In March 2009, when President Obama launched his new Afghanistan strategy, which included additional troops and a focus on counterinsurgency, it bore a striking resemblance to the review and findings the Bush team had provided. In a speech from the Eisenhower Executive Office Building, the president told the American people what was at stake:
We are in Afghanistan to confront a common enemy that threatens the United States, our friends and our allies, and the people of Afghanistan and Pakistan who have suffered the most at the hands of violent extremists. So I want the American people to understand that we have a clear and focused goal: to disrupt, dismantle and defeat al Qaeda in Pakistan and Afghanistan, and to prevent their return to either country in the future. That’s the goal that must be achieved.
To complete this mission, President Obama had ordered the deployment of an additional 17,000 U.S. troops to Afghanistan. In May 2009, he appointed General Stanley McChrystal to take over command of U.S. forces and the International Security Assistance Force in Afghanistan. Secretary Gates instructed McChrystal to undertake a sixty-day assessment of the situation on the ground before making any requests or recommendations for resources.

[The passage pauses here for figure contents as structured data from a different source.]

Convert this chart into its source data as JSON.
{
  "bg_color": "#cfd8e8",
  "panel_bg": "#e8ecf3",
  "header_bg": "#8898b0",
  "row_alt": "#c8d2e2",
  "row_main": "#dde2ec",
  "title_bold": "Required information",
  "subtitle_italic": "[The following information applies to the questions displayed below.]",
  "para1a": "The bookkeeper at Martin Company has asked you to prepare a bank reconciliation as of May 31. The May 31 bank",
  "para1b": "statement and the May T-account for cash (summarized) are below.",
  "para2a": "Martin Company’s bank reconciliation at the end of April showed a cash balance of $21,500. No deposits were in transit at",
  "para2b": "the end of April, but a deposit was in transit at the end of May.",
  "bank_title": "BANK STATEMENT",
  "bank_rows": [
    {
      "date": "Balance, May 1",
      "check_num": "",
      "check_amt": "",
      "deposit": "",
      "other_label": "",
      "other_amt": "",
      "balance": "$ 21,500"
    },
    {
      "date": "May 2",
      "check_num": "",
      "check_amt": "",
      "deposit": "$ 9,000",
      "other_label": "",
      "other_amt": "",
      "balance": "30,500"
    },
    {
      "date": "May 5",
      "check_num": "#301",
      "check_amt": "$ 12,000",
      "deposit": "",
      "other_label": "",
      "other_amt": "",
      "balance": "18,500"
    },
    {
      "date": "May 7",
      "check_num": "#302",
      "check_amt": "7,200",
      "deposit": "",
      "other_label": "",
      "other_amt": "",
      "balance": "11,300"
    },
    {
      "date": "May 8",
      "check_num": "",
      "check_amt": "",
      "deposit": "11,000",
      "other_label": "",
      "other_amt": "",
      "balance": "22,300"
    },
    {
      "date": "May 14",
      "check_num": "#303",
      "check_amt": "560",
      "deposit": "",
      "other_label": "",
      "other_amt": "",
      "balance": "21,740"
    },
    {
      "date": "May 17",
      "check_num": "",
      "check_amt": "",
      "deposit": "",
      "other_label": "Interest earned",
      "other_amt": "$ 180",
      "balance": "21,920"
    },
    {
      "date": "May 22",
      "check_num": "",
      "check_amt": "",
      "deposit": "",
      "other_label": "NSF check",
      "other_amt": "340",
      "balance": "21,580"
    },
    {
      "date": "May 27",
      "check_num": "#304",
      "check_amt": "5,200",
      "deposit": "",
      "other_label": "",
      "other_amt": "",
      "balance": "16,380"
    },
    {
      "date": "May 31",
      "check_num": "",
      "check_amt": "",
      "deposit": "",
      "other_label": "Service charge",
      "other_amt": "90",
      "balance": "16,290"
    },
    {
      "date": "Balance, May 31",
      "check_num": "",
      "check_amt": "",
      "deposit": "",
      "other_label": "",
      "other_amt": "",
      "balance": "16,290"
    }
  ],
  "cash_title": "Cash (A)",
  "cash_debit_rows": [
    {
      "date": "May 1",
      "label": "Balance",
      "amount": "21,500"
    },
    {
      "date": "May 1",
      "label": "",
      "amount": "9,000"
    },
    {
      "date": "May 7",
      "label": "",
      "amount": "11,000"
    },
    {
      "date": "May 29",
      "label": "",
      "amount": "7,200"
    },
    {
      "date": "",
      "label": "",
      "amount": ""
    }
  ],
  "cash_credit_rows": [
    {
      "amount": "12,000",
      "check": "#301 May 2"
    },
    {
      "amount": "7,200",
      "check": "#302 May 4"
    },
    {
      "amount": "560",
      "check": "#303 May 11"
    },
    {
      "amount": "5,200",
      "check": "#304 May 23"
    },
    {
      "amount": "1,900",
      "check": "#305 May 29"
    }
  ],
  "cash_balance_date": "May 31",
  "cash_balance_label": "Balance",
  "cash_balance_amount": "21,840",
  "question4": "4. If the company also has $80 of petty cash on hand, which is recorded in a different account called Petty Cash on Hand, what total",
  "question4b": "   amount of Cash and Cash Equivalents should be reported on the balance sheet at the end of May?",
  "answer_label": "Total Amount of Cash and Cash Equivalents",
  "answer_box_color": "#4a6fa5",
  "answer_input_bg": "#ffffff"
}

General McChrystal submitted his findings on August 30. He urged immediate action. “Failure to gain the initiative and reverse insurgent momentum in the near term (next 12 months)—while Afghan security
capacity matures,” he wrote, “risks an outcome where defeating the insurgency is no longer possible.” It was also crucial that the president dedicate the necessary resources to the fight. “Failure to provide adequate resources,” McChrystal’s report concluded, “also risks a longer conflict, greater casualties, higher overall costs, and ultimately, a critical loss of political support. Any of these risks, in turn, are likely to result in mission failure.” General McChrystal assessed he would need an additional 40,000 troops to accomplish the mission President Obama had given the military. McChrystal wrote later that he viewed the troop calculation not as a “request” but as providing his “best military advice to the commander in chief.”
Having told the American people for the last two years that he was dedicated to doing everything it took to win in Afghanistan, and having already established the mission in March 2009, the Obama administration nonetheless took months debating McChrystal’s assessment and troop request. As Secretary of Defense Gates described it, “Over and over again we would rehash the issues and get further into the weeds—details beyond what was needed or appropriate.”

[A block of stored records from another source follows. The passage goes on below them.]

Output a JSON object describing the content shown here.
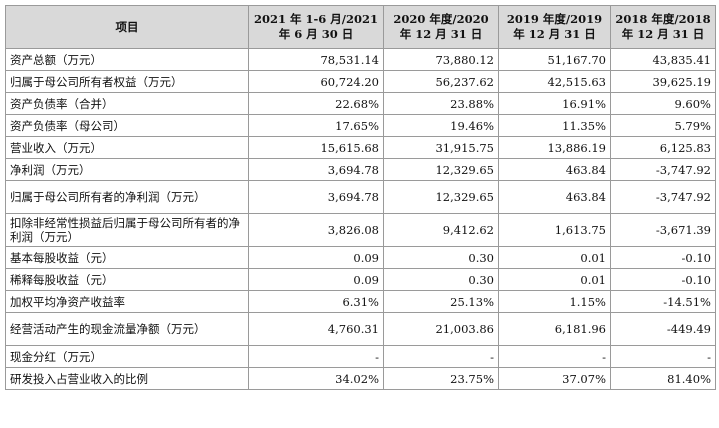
{
  "table": {
    "header": {
      "item": "项目",
      "columns": [
        {
          "line1": "2021 年 1-6 月/2021",
          "line2": "年 6 月 30 日"
        },
        {
          "line1": "2020 年度/2020",
          "line2": "年 12 月 31 日"
        },
        {
          "line1": "2019 年度/2019",
          "line2": "年 12 月 31 日"
        },
        {
          "line1": "2018 年度/2018",
          "line2": "年 12 月 31 日"
        }
      ]
    },
    "rows": [
      {
        "label": "资产总额（万元）",
        "values": [
          "78,531.14",
          "73,880.12",
          "51,167.70",
          "43,835.41"
        ]
      },
      {
        "label": "归属于母公司所有者权益（万元）",
        "values": [
          "60,724.20",
          "56,237.62",
          "42,515.63",
          "39,625.19"
        ]
      },
      {
        "label": "资产负债率（合并）",
        "values": [
          "22.68%",
          "23.88%",
          "16.91%",
          "9.60%"
        ]
      },
      {
        "label": "资产负债率（母公司）",
        "values": [
          "17.65%",
          "19.46%",
          "11.35%",
          "5.79%"
        ]
      },
      {
        "label": "营业收入（万元）",
        "values": [
          "15,615.68",
          "31,915.75",
          "13,886.19",
          "6,125.83"
        ]
      },
      {
        "label": "净利润（万元）",
        "values": [
          "3,694.78",
          "12,329.65",
          "463.84",
          "-3,747.92"
        ]
      },
      {
        "label": "归属于母公司所有者的净利润（万元）",
        "values": [
          "3,694.78",
          "12,329.65",
          "463.84",
          "-3,747.92"
        ]
      },
      {
        "label": "扣除非经常性损益后归属于母公司所有者的净利润（万元）",
        "values": [
          "3,826.08",
          "9,412.62",
          "1,613.75",
          "-3,671.39"
        ]
      },
      {
        "label": "基本每股收益（元）",
        "values": [
          "0.09",
          "0.30",
          "0.01",
          "-0.10"
        ]
      },
      {
        "label": "稀释每股收益（元）",
        "values": [
          "0.09",
          "0.30",
          "0.01",
          "-0.10"
        ]
      },
      {
        "label": "加权平均净资产收益率",
        "values": [
          "6.31%",
          "25.13%",
          "1.15%",
          "-14.51%"
        ]
      },
      {
        "label": "经营活动产生的现金流量净额（万元）",
        "values": [
          "4,760.31",
          "21,003.86",
          "6,181.96",
          "-449.49"
        ]
      },
      {
        "label": "现金分红（万元）",
        "values": [
          "-",
          "-",
          "-",
          "-"
        ]
      },
      {
        "label": "研发投入占营业收入的比例",
        "values": [
          "34.02%",
          "23.75%",
          "37.07%",
          "81.40%"
        ]
      }
    ]
  }
}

Ultimately, the president decided to send 30,000 additional troops. At least one of the reasons he did not grant the full troop request was political. During one of the meetings to discuss the troop levels, according to former secretary of defense Gates, the president had said, “On Afghanistan, my poll numbers will be stronger if I take issue with the military over Afghanistan policy.”
President Obama announced his decision in a speech on December 1, 2009, at West Point. He explained all that was at stake. America’s security, “the security of our allies, and the common security of the world,” he said, depended upon denying al Qaeda a safe haven and reversing the Taliban’s momentum. And then, in what may be the most ambivalent presidential call to arms in history, he said, “As commander in chief, I have determined that it is in our national interest to send an additional 30,000 troops to Afghanistan. After 18 months, our troops will begin to come home.” In case the Taliban or al Qaeda or our allies didn’t catch this first reference to a timetable, a few paragraphs later the president said we would “begin the transfer of our forces out of Afghanistan in July of 2011.” After telling the world that this was a war of necessity, not a war of choice, Barack Obama was now announcing he would be fighting it only for the next eighteen months.